Azuarini pun mengingatkan agar perusahaan asuransi, terutama asuransi jiwa, berhati-hati dalam memasarkan Produk Asuransi Yang Disertai Investasi (PAYDI) atau unit-linked di tengah kondisi seperti ini.
"Karena masih banyak kasus terkait pemahaman produk unit-linked dari sisi pembeli yang tidak terlalu menguasai aspek investasi, masyarakat kerap belum memahami risiko investasi dari produk tersebut. Terlebih, saat investasinya ditempatkan di instrumen pasar modal yang berisiko tinggi. Jadi, perlunya edukasi dan penjelasan pada saat pembelian dengan secara detail," tutupnya.

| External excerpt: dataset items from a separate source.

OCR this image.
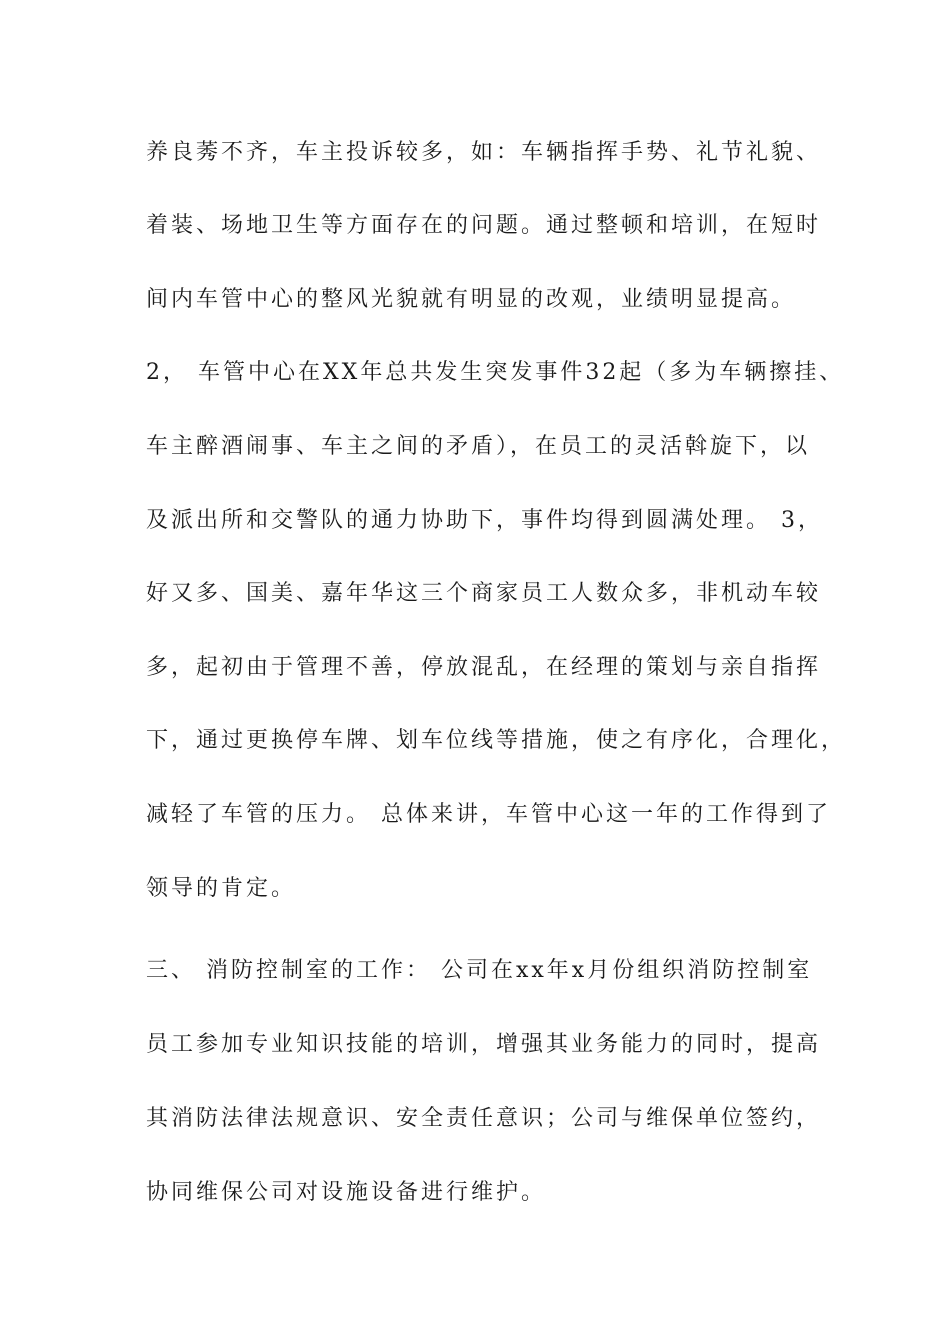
养良莠不齐，车主投诉较多，如：车辆指挥手势、礼节礼貌、

着装、场地卫生等方面存在的问题。通过整顿和培训，在短时

间内车管中心的整风光貌就有明显的改观，业绩明显提高。

2， 车管中心在XX年总共发生突发事件32起（多为车辆擦挂、

车主醉酒闹事、车主之间的矛盾），在员工的灵活斡旋下，以

及派出所和交警队的通力协助下，事件均得到圆满处理。 3，

好又多、国美、嘉年华这三个商家员工人数众多，非机动车较

多，起初由于管理不善，停放混乱，在经理的策划与亲自指挥

下，通过更换停车牌、划车位线等措施，使之有序化，合理化，

减轻了车管的压力。 总体来讲，车管中心这一年的工作得到了

领导的肯定。

三、 消防控制室的工作： 公司在xx年x月份组织消防控制室

员工参加专业知识技能的培训，增强其业务能力的同时，提高

其消防法律法规意识、安全责任意识；公司与维保单位签约，

协同维保公司对设施设备进行维护。
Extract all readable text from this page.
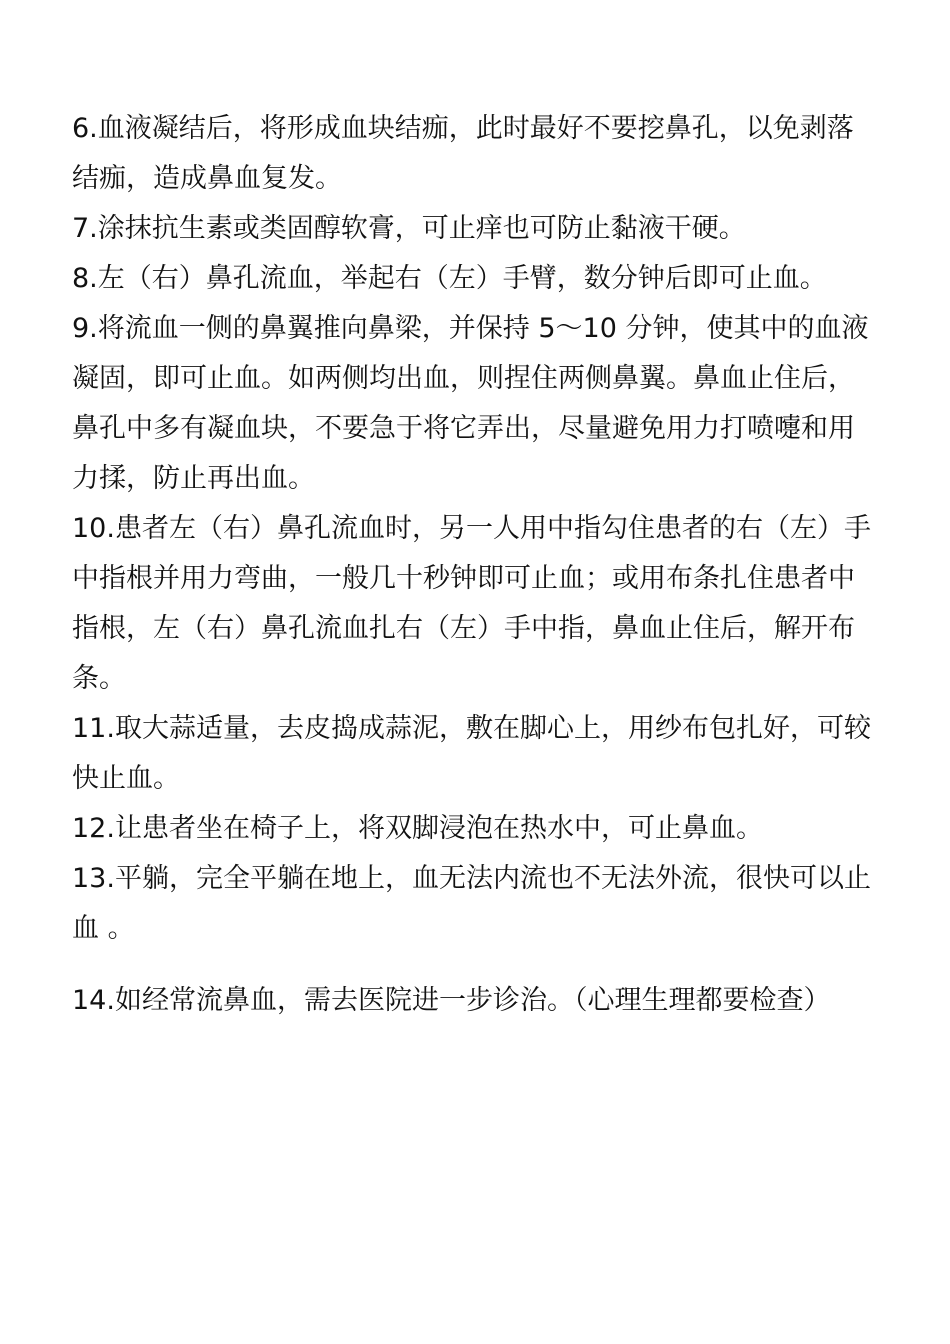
6.血液凝结后，将形成血块结痂，此时最好不要挖鼻孔，以免剥落结痂，造成鼻血复发。

7.涂抹抗生素或类固醇软膏，可止痒也可防止黏液干硬。

8.左（右）鼻孔流血，举起右（左）手臂，数分钟后即可止血。

9.将流血一侧的鼻翼推向鼻梁，并保持 5～10 分钟，使其中的血液凝固，即可止血。如两侧均出血，则捏住两侧鼻翼。鼻血止住后，鼻孔中多有凝血块，不要急于将它弄出，尽量避免用力打喷嚏和用力揉，防止再出血。

10.患者左（右）鼻孔流血时，另一人用中指勾住患者的右（左）手中指根并用力弯曲，一般几十秒钟即可止血；或用布条扎住患者中指根，左（右）鼻孔流血扎右（左）手中指，鼻血止住后，解开布条。

11.取大蒜适量，去皮捣成蒜泥，敷在脚心上，用纱布包扎好，可较快止血。

12.让患者坐在椅子上，将双脚浸泡在热水中，可止鼻血。

13.平躺，完全平躺在地上，血无法内流也不无法外流，很快可以止血 。

14.如经常流鼻血，需去医院进一步诊治。（心理生理都要检查）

Sekadar informasi, berdasarkan data OJK per Oktober 2020, nilai investasi asuransi komersial tercatat turun turun 3,8 persen (year-on-year/yoy) di angka Rp546,9 triliun, dari periode Oktober 2019 di angka Rp568,3 triliun.
Penurunan nilai investasi pada asuransi jiwa, yang merupakan segmen penjual PAYDI, bahkan mencapai 5,1 persen (yoy) karena hanya berada di angka Rp452,69 triliun, dari sebelumnya Rp477,23 triliun per Oktober 2019.
Adapun berdasarkan data AAJI, pendapatan hasil investasi hingga Q3/2020 turun 252,8 persen (yoy) menjadi minus (-) Rp17,57 triliun dari periode yang sama di tahun sebelumnya Rp11,50 triliun.
Sepanjang 2020 sendiri, hasil investasi asuransi jiwa sempat anjlok hingga minus (-) Rp47,85 triliun di Q1/2020, berlanjut Rp26,23 triliun pada Q2/2020, dan bertahan positif walaupun turun pada Q3/2020 di angka Rp4,05 triliun.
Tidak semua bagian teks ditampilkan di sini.